The graph above represents the TGO Value Matrix©. It shows that for a company the willingness to spend money on a lawyer will depend on A) the anticipated Return on Investment (will it help the company make money or prevent a loss) and B) on the availability of lawyers with the right experience in that market.


As the TGO Value Matrix© shows, there are actually two different ‘legal markets’ that each have their own dynamic. Top left is the market for strategic work, where there is high Return on Investment for the client and a limited availability of lawyers with the right experience.


Bottom right is a totally different market, where the ROI is low or not there at all, and where lawyers with the required experience are readily available. It is this second market that is going to be noticeably affected by companies (clients) investing in automation and in taking more matters in their own hand. This is the area where traditionally the mid-tier law firms are operating.


Winners and Losers


I have no reason to believe that the trends Gartner is reporting are not realistic. My own observations and conversations corroborate most of what is in their report. The larger inhouse legal departments are increasing the use of clever software and are actively taking more work in-house. This is already being noticed by law firms in the market. In 2020 in the ALM 100-200 law firms performed considerably less well than the ALM 1-50, compared to 2019.

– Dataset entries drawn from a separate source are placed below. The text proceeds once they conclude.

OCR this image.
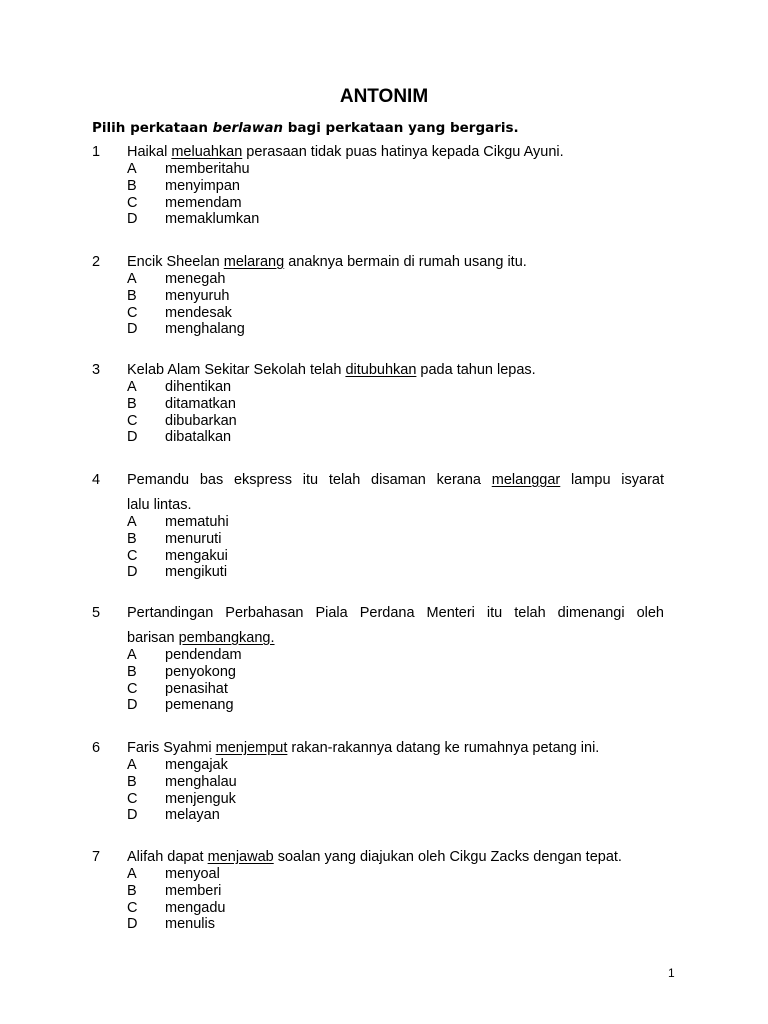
ANTONIM
Pilih perkataan berlawan bagi perkataan yang bergaris.
1	Haikal meluahkan perasaan tidak puas hatinya kepada Cikgu Ayuni.
A	memberitahu
B	menyimpan
C	memendam
D	memaklumkan
2	Encik Sheelan melarang anaknya bermain di rumah usang itu.
A	menegah
B	menyuruh
C	mendesak
D	menghalang
3	Kelab Alam Sekitar Sekolah telah ditubuhkan pada tahun lepas.
A	dihentikan
B	ditamatkan
C	dibubarkan
D	dibatalkan
4	Pemandu bas ekspress itu telah disaman kerana melanggar lampu isyarat
lalu lintas.
A	mematuhi
B	menuruti
C	mengakui
D	mengikuti
5	Pertandingan Perbahasan Piala Perdana Menteri itu telah dimenangi oleh
barisan pembangkang.
A	pendendam
B	penyokong
C	penasihat
D	pemenang
6	Faris Syahmi menjemput rakan-rakannya datang ke rumahnya petang ini.
A	mengajak
B	menghalau
C	menjenguk
D	melayan
7	Alifah dapat menjawab soalan yang diajukan oleh Cikgu Zacks dengan tepat.
A	menyoal
B	memberi
C	mengadu
D	menulis
1
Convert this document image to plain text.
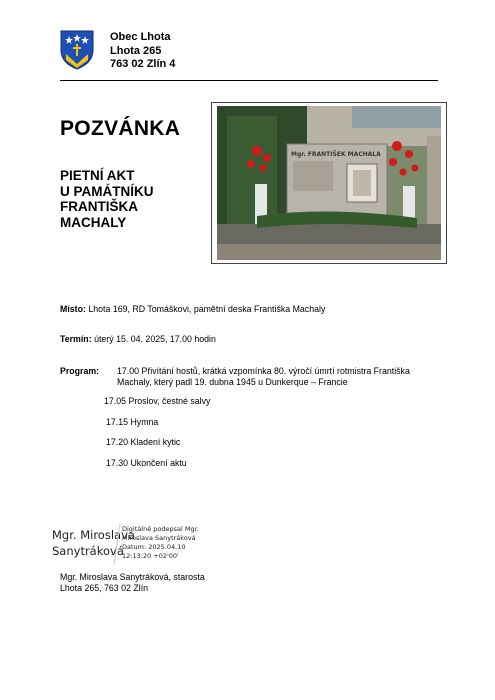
Obec Lhota
Lhota 265
763 02 Zlín 4
POZVÁNKA
PIETNÍ AKT
U PAMÁTNÍKU
FRANTIŠKA
MACHALY
Mgr. FRANTIŠEK MACHALA
Místo: Lhota 169, RD Tomáškovi, pamětní deska Františka Machaly
Termín: úterý 15. 04. 2025, 17.00 hodin
Program: 17.00 Přivítání hostů, krátká vzpomínka 80. výročí úmrtí rotmistra Františka
Machaly, který padl 19. dubna 1945 u Dunkerque – Francie
17.05 Proslov, čestné salvy
17.15 Hymna
17.20 Kladení kytic
17.30 Ukončení aktu
Mgr. Miroslava
Sanytráková
Digitálně podepsal Mgr.
Miroslava Sanytráková
Datum: 2025.04.10
12:13:20 +02'00'
Mgr. Miroslava Sanytráková, starosta
Lhota 265, 763 02 Zlín
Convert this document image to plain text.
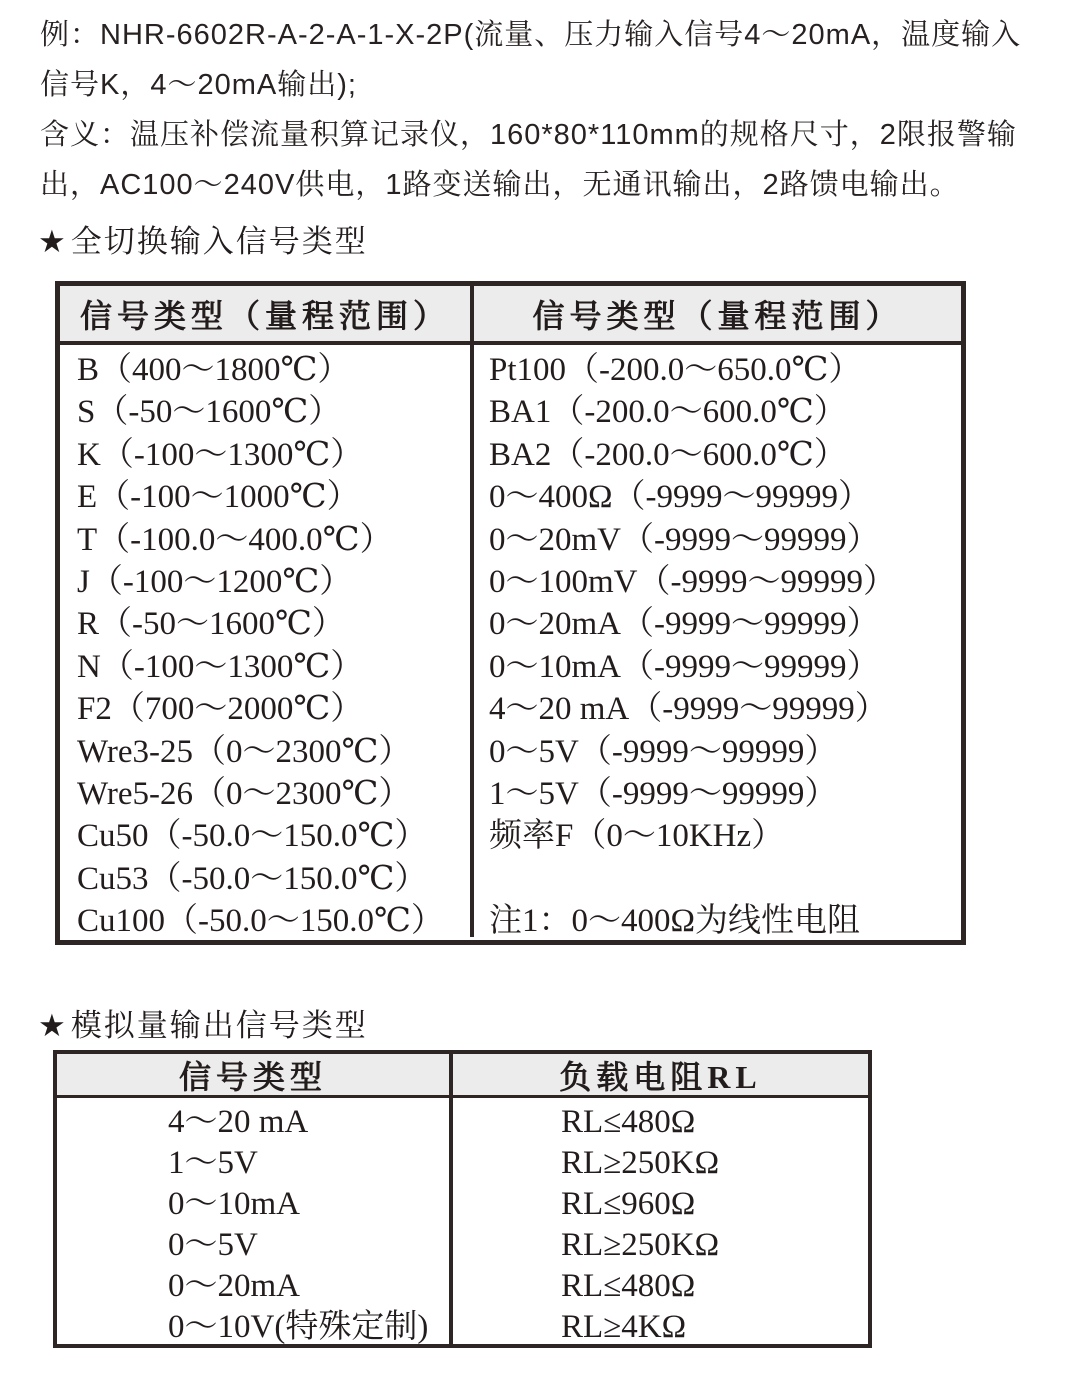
例：NHR-6602R-A-2-A-1-X-2P(流量、压力输入信号4～20mA，温度输入
信号K，4～20mA输出);
含义：温压补偿流量积算记录仪，160*80*110mm的规格尺寸，2限报警输
出，AC100～240V供电，1路变送输出，无通讯输出，2路馈电输出。
★全切换输入信号类型
信号类型（量程范围）	信号类型（量程范围）
B（400～1800℃）
S（-50～1600℃）
K（-100～1300℃）
E（-100～1000℃）
T（-100.0～400.0℃）
J（-100～1200℃）
R（-50～1600℃）
N（-100～1300℃）
F2（700～2000℃）
Wre3-25（0～2300℃）
Wre5-26（0～2300℃）
Cu50（-50.0～150.0℃）
Cu53（-50.0～150.0℃）
Cu100（-50.0～150.0℃）
Pt100（-200.0～650.0℃）
BA1（-200.0～600.0℃）
BA2（-200.0～600.0℃）
0～400Ω（-9999～99999）
0～20mV（-9999～99999）
0～100mV（-9999～99999）
0～20mA（-9999～99999）
0～10mA（-9999～99999）
4～20 mA（-9999～99999）
0～5V（-9999～99999）
1～5V（-9999～99999）
频率F（0～10KHz）

注1：0～400Ω为线性电阻
★模拟量输出信号类型
信号类型	负载电阻RL
4～20 mA
1～5V
0～10mA
0～5V
0～20mA
0～10V(特殊定制)
RL≤480Ω
RL≥250KΩ
RL≤960Ω
RL≥250KΩ
RL≤480Ω
RL≥4KΩ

This trend will continue and spread. The winners will be the elite law firms who focus on the strategic work (upper left in the TGO Value Matrix©), the ‘losers’ will be the ones that largely or completely depend on work in the lower right corner of the TGO Value Matrix©. Step by step the pressure on their revenue will increase as the workflow partly starts to dry-up. If your firm is heavily depending on this segment of the market, the time has come to recalibrate your strategy before the market will do it for you. Unless you don’t work or want to work for Fortnune-500 companies or other large clients that is.